The tournament was jeopardized a second time just eight months before the tournament when a catastrophic earthquake hit Mexico City, killing an estimated 20,000 people and displacing a further 150,000. A United Nations report at the time estimated that the quake caused US $4 billion worth of damage in just three minutes, but despite the collapse of 412 buildings in Mexico City, none of the football stadiums was damaged.

And so the tournament kicked off on Sunday, June 1 with a 1-0 Brazilian victory over Spain and soon moved the fervor into the fervent following for the Mexican national side which, while winning their group and dispatching Bulgaria into the round of 16, could never quite shake the feeling that they weren’t the main draw in town.
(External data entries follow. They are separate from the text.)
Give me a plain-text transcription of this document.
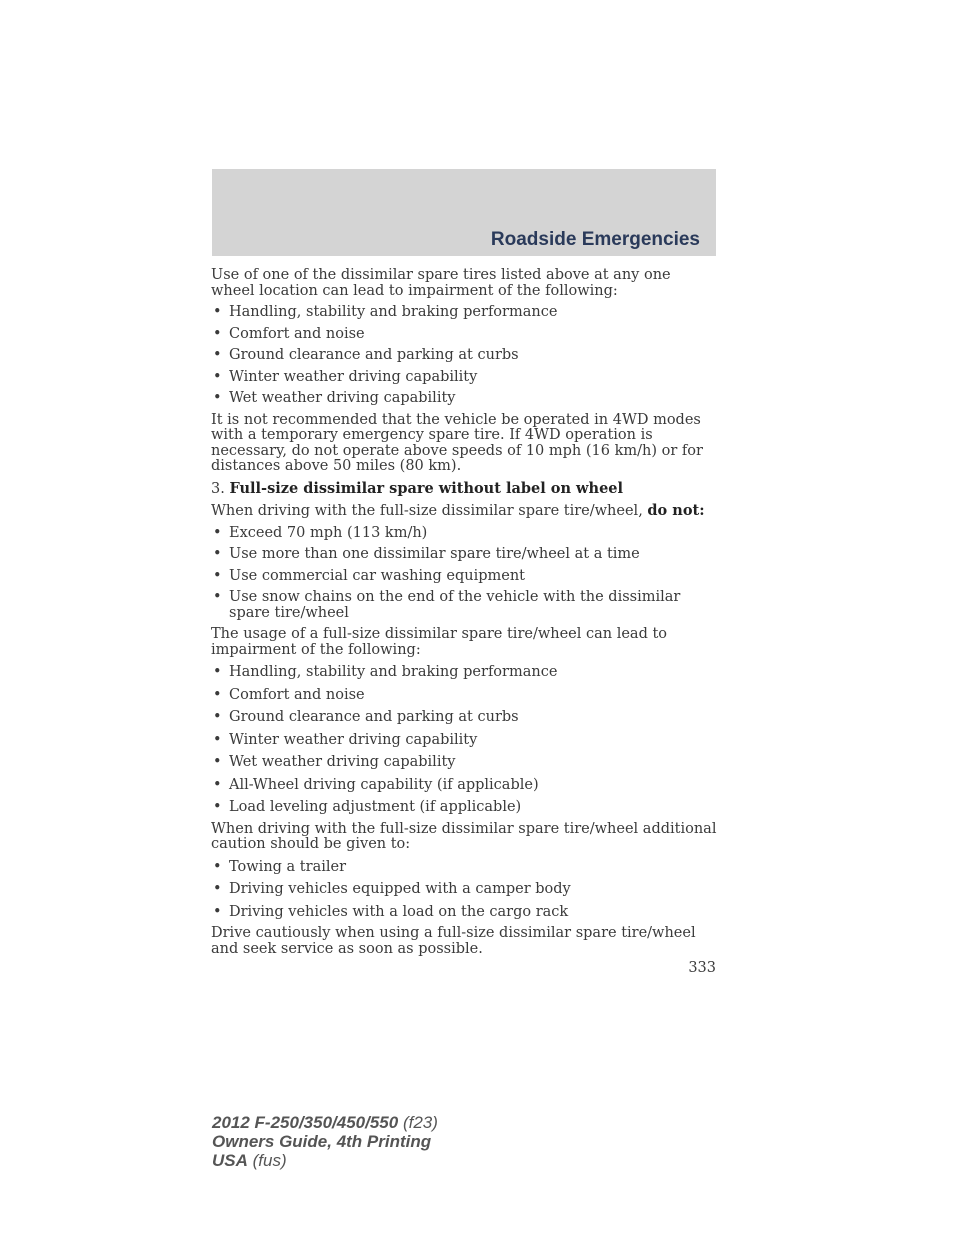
Roadside Emergencies

Use of one of the dissimilar spare tires listed above at any one wheel location can lead to impairment of the following:

• Handling, stability and braking performance
• Comfort and noise
• Ground clearance and parking at curbs
• Winter weather driving capability
• Wet weather driving capability

It is not recommended that the vehicle be operated in 4WD modes with a temporary emergency spare tire. If 4WD operation is necessary, do not operate above speeds of 10 mph (16 km/h) or for distances above 50 miles (80 km).

3. Full-size dissimilar spare without label on wheel

When driving with the full-size dissimilar spare tire/wheel, do not:

• Exceed 70 mph (113 km/h)
• Use more than one dissimilar spare tire/wheel at a time
• Use commercial car washing equipment
• Use snow chains on the end of the vehicle with the dissimilar spare tire/wheel

The usage of a full-size dissimilar spare tire/wheel can lead to impairment of the following:

• Handling, stability and braking performance
• Comfort and noise
• Ground clearance and parking at curbs
• Winter weather driving capability
• Wet weather driving capability
• All-Wheel driving capability (if applicable)
• Load leveling adjustment (if applicable)

When driving with the full-size dissimilar spare tire/wheel additional caution should be given to:

• Towing a trailer
• Driving vehicles equipped with a camper body
• Driving vehicles with a load on the cargo rack

Drive cautiously when using a full-size dissimilar spare tire/wheel and seek service as soon as possible.

333
2012 F-250/350/450/550 (f23)
Owners Guide, 4th Printing
USA (fus)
That draw, of course, was Maradona.

“I remember it so vividly,” says Enrique Gutiérrez. “Maybe because I was young, and there was so much hardship around, and we had just lived through the earthquake, who knows? Our neighborhood was a mess, every third or fourth house had collapsed, but that summer I remember as though it was yesterday. I see it in technicolor. I proposed to my sweetheart that summer. That summer it felt like we were really living, whatever else was happening. And Maradona was the man at the heart of making the impossible seem attainable.”

Francisco Rodríguez, for his part, recounts how he would take his shoe cleaning stool to the Metro station outside the Azteca, and how much demand there was for his work: “It seemed as though every man would not go in without shiny shoes. Everyone knew even then that it was an event they were attending. When I think of The Hand of God, I don’t think of the goal against England, I consider it that God was on Maradona’s side throughout the tournament. It all felt pre-ordained.”

Tributes came from all corners, even President López Obrador: “In Mexico, Maradona lived his star moment as a footballer. It was through him that I discovered grace in the sport of football. But my greatest admiration for him was in his coherence. He never renounced his ideals, even when he paid the price for being regarded as ‘politically incorrect.’”

And there lies the nub, in the life and death of El Pibe de Oro, because just as he generated magic on the field of play, leaving generational memories for those who witnessed him, the man was always palpably, demonstrably one of them. He was always the boy from the barrio, the young man punching up, the idealist fighting injustice.

We all knew who he was, always. Out there on the pitch, the paths he lit were more than the work of a superhuman, they represented the paths to glory we might all have taken, once, if only we had not chosen different paths.

Maradona dreamed our dreams for us, and made them real.

Shannon Collins writes from Campeche.